Barrows and team began to test about 50 potential materials a year, and now have a database of 140 that anyone can browse through online. Belov was one of their first commercial partners. The plant-based food fed to McFarland Springs’ trout consists of a hearty blend of marine algae, freshwater micro algae, vitamins, minerals, flax, flax oil, corn, and nut waste. The resulting complete protein means the trout’s omega 3s are high and their omega 6s are low—a ratio that’s said to enhance anti-inflammatory properties. And “they don’t have the concentration of heavy metals that come from the bait fish,” Belov says. I took one of his rosy fillets home and turned it into trout lox; find the recipe here.

McFarland Springs manages the trout’s waste by funneling it out into a natural sagebrush pasture where it composts the soil.

Belov’s fish feed includes California nuts that are too broken or disfigured to be sold.

Barrows thinks region-specific material for this type of feed offers the most potential. For instance, his team learned that around 5 percent of California nuts can’t be sold because they’re broken or disfigured. They realized they could repurpose excess nut parts for the trout feed; the nut bits helped round out the complete protein. Lately, Barrows has become especially excited about turning barley surplus from the beer industry—which comes at a cheap price in Montana, where he’s based—into a feed-grade concentrate for trout feed.

“You can get just as much growth rate out of fishmeal-free feeds as fishmeal,” says Barrows. And his lab has proven as much with eight different fish species: cobia, Florida pompano, coho salmon, Atlantic salmon, walleye, yellowtail, and White seabass.

But the price difference still stands in the way for many fish farmers. Belov pays slightly more than $1/pound for his plant-based feed, whereas fishmeal pellets average around $0.71/pound. He sells his trout for $6.95/pound, about a dollar more than conventional. But he’s well positioned in the affluent Bay Area, and he usually sells out of his McFarland Springs trout well before the end of each week. As innovation continues in the realm of plant-based feeds, he’s hopeful, along with Barrows, that the price of the pellets will continue to drop.

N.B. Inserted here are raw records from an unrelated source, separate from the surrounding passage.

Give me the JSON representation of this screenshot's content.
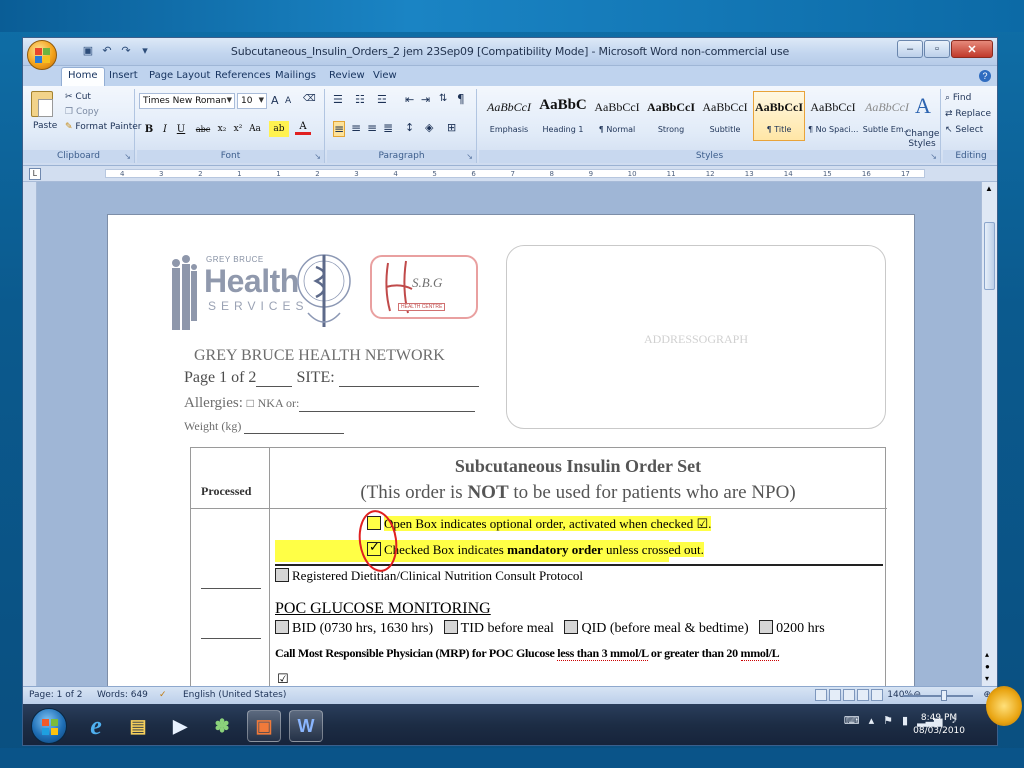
{
  "window": {
    "title": "Subcutaneous_Insulin_Orders_2 jem 23Sep09 [Compatibility Mode] - Microsoft Word non-commercial use",
    "controls": {
      "minimize": "–",
      "restore": "▫",
      "close": "✕"
    }
  },
  "ribbon_tabs": [
    "Home",
    "Insert",
    "Page Layout",
    "References",
    "Mailings",
    "Review",
    "View"
  ],
  "clipboard": {
    "paste": "Paste",
    "cut": "Cut",
    "copy": "Copy",
    "format_painter": "Format Painter",
    "label": "Clipboard"
  },
  "font": {
    "name": "Times New Roman",
    "size": "10",
    "label": "Font",
    "bold": "B",
    "italic": "I",
    "underline": "U",
    "strike": "abc",
    "sub": "x₂",
    "sup": "x²",
    "case": "Aa",
    "grow": "A",
    "shrink": "A"
  },
  "paragraph": {
    "label": "Paragraph"
  },
  "styles": {
    "label": "Styles",
    "items": [
      {
        "sample": "AaBbCcI",
        "name": "Emphasis"
      },
      {
        "sample": "AaBbC",
        "name": "Heading 1"
      },
      {
        "sample": "AaBbCcI",
        "name": "¶ Normal"
      },
      {
        "sample": "AaBbCcI",
        "name": "Strong"
      },
      {
        "sample": "AaBbCcI",
        "name": "Subtitle"
      },
      {
        "sample": "AaBbCcI",
        "name": "¶ Title"
      },
      {
        "sample": "AaBbCcI",
        "name": "¶ No Spaci..."
      },
      {
        "sample": "AaBbCcI",
        "name": "Subtle Em..."
      }
    ],
    "change_styles": "Change Styles"
  },
  "editing": {
    "find": "Find",
    "replace": "Replace",
    "select": "Select",
    "label": "Editing"
  },
  "ruler": {
    "numbers": [
      "4",
      "3",
      "2",
      "1",
      "1",
      "2",
      "3",
      "4",
      "5",
      "6",
      "7",
      "8",
      "9",
      "10",
      "11",
      "12",
      "13",
      "14",
      "15",
      "16",
      "17"
    ]
  },
  "document": {
    "logo": {
      "grey_bruce": "GREY BRUCE",
      "health": "Health",
      "services": "SERVICES"
    },
    "sbg": {
      "text": "S.B.G",
      "sub": "HEALTH CENTRE"
    },
    "addressograph": "ADDRESSOGRAPH",
    "network": "GREY BRUCE HEALTH NETWORK",
    "page_label": "Page 1 of 2",
    "site_label": "SITE:",
    "allergies_label": "Allergies:",
    "nka_label": "NKA or:",
    "weight_label": "Weight (kg)",
    "table": {
      "processed": "Processed",
      "title": "Subcutaneous Insulin Order Set",
      "subtitle_pre": "(This order is ",
      "subtitle_bold": "NOT",
      "subtitle_post": " to be used for patients who are NPO)",
      "open_box_text": "Open Box indicates optional order, activated when checked",
      "checked_box_pre": "Checked Box indicates ",
      "checked_box_bold": "mandatory  order",
      "checked_box_post": " unless crossed out.",
      "dietitian": "Registered Dietitian/Clinical Nutrition Consult Protocol",
      "poc_heading": "POC GLUCOSE MONITORING",
      "bid": "BID (0730 hrs, 1630 hrs)",
      "tid": "TID before meal",
      "qid": "QID (before meal & bedtime)",
      "h0200": "0200 hrs",
      "call_pre": "Call Most Responsible Physician (MRP) for POC Glucose ",
      "call_u1": "less  than 3 mmol/L",
      "call_mid": " or greater than 20 ",
      "call_u2": "mmol/L"
    }
  },
  "status": {
    "page": "Page: 1 of 2",
    "words": "Words: 649",
    "language": "English (United States)",
    "zoom": "140%"
  },
  "taskbar": {
    "time": "8:49 PM",
    "date": "08/03/2010"
  }
}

Here in the United States, we consume plenty of farmed fish already, but only 5 percent of it is sourced domestically. “If we didn’t import so much farmed seafood,” implored Four Fish author Paul Greenberg in a recent New York Times op-ed, “we might develop a viable, sustainable aquaculture sector of our own.” It doesn’t just boil down to economics: The locations we generally export from, like China and South Asia, don’t have near the stringent environmental and health regulations as the US. “Growing more seafood at home would help with trade deficit, but also we could control the safety more,” says Barrows.

Though our current aquaculture sector is relatively tiny, US farmers are in a better position to innovate, because we have a sophisticated animal nutrition research center and feed sector, says NOAA’s Rust. “We’re the leading technical country in the world on feed.”

Belov wasn’t always open to aquaculture, and he still feels that fish—such as some salmon—with healthy wild fisheries attached to them should never be farmed. That way, environmentally responsible fishermen can stay in business. His long-term strategy for sustainable seafood? Draw from the “amazing [wild] fisheries that exist, and then you backfill with intelligent aquaculture, and yes, you can feed the planet with sustainable marine products.” Which may take more work, but as he puts it, “We depleted the ocean. It wasn’t anybody else’s fault. So it’s our job to fix it.”